A: Yes. The study found that work schedules shift internal timing: employed participants had clocks about 30 minutes earlier than non-employed participants. This suggests daily routines and social cues can modulate clock-gene expression over time.

Q: How does this help with jet lag or time changes?

A: Many people experience “social jet lag,” a mismatch between social schedules and internal timing. HairTime can help diagnose irregular sleep–wake rhythms and guide personalized sleep counseling or light therapy to better align daily life with biological time.

Editorial Notes:

  • Article edited by Neuroscience News staff.
  • Journal paper reviewed in full by editors.
  • Additional context provided by the editorial team.

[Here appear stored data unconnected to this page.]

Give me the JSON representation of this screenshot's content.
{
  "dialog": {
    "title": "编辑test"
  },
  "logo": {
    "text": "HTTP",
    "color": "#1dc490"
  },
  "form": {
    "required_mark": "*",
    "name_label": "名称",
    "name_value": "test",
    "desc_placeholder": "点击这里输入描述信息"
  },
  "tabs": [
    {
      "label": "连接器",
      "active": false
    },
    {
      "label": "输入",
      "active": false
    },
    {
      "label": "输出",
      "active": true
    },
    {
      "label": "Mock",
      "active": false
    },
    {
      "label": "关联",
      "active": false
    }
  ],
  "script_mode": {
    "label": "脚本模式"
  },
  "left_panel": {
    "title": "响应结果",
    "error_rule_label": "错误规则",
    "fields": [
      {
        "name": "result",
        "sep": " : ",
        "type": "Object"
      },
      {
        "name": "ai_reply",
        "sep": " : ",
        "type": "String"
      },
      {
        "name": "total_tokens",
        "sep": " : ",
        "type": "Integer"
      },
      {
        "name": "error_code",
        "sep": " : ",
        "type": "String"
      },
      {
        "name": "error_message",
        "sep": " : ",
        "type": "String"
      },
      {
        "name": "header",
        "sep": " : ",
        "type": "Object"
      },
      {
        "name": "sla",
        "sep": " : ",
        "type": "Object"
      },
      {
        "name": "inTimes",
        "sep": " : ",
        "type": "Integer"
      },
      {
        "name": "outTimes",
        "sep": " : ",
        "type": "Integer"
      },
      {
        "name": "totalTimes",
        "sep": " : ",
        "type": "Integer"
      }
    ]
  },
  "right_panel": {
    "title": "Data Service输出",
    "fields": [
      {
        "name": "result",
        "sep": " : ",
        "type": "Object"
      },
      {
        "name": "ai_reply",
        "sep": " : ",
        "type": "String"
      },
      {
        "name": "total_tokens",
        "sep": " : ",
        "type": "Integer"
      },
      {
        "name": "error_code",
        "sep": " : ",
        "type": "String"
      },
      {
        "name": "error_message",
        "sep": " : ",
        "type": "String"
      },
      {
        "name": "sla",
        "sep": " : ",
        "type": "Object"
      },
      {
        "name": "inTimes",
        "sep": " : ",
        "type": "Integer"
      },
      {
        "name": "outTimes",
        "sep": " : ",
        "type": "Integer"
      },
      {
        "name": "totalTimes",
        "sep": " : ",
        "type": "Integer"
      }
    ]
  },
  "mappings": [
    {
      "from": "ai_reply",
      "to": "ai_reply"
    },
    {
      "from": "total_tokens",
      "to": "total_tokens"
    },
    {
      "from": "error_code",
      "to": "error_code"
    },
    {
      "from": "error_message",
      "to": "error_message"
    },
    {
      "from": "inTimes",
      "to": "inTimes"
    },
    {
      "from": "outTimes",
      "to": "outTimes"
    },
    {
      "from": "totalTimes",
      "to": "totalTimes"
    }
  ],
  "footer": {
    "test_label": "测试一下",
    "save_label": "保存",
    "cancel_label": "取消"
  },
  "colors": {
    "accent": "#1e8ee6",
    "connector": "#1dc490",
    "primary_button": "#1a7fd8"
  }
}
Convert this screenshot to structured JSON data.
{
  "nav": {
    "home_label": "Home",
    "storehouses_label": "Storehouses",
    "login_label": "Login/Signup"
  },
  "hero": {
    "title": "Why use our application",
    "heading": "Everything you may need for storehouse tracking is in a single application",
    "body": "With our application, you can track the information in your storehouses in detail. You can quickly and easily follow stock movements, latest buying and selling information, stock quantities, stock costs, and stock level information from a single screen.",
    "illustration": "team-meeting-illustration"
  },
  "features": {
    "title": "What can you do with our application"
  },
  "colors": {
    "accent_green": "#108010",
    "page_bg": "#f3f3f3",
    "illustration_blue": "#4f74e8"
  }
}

About this circadian rhythm research news

Author: Markus Heggen
Source: Charité
Contact: Markus Heggen – Charité
Image: Image credited to Neuroscience News

Original Research: “HairTime: A noninvasive assay for estimating circadian phase from a single hair sample” by Bert Maier, Luísa K. Pilz, Selin Özcakir, Ali Rahjouei, Ashraf N. Abdo, Jan de Zeeuw, Dieter Kunz, and Achim Kramer. PNAS. DOI: 10.1073/pnas.2514928123


Abstract

Circadian clocks coordinate daily physiology and behavior and are essential for health; disruptions increase disease risk. The circadian phase of entrainment—the timing of the internal clock relative to environmental cycles—varies across individuals and is influenced by genetic and environmental factors. Traditional DLMO measurement is impractical for large studies, and blood-based molecular markers have limitations.

HairTime estimates circadian phase from a single daytime hair sample. Developed and validated in training and validation cohorts, the assay showed strong agreement with DLMO and proved suitable for large-scale application. Analysis of more than 4,000 samples found normally distributed circadian phase estimates associated with age, sex, and notably, work schedules, indicating societal factors can alter internal timing. These results support HairTime as a practical tool for research and a foundation for personalized chronotherapy.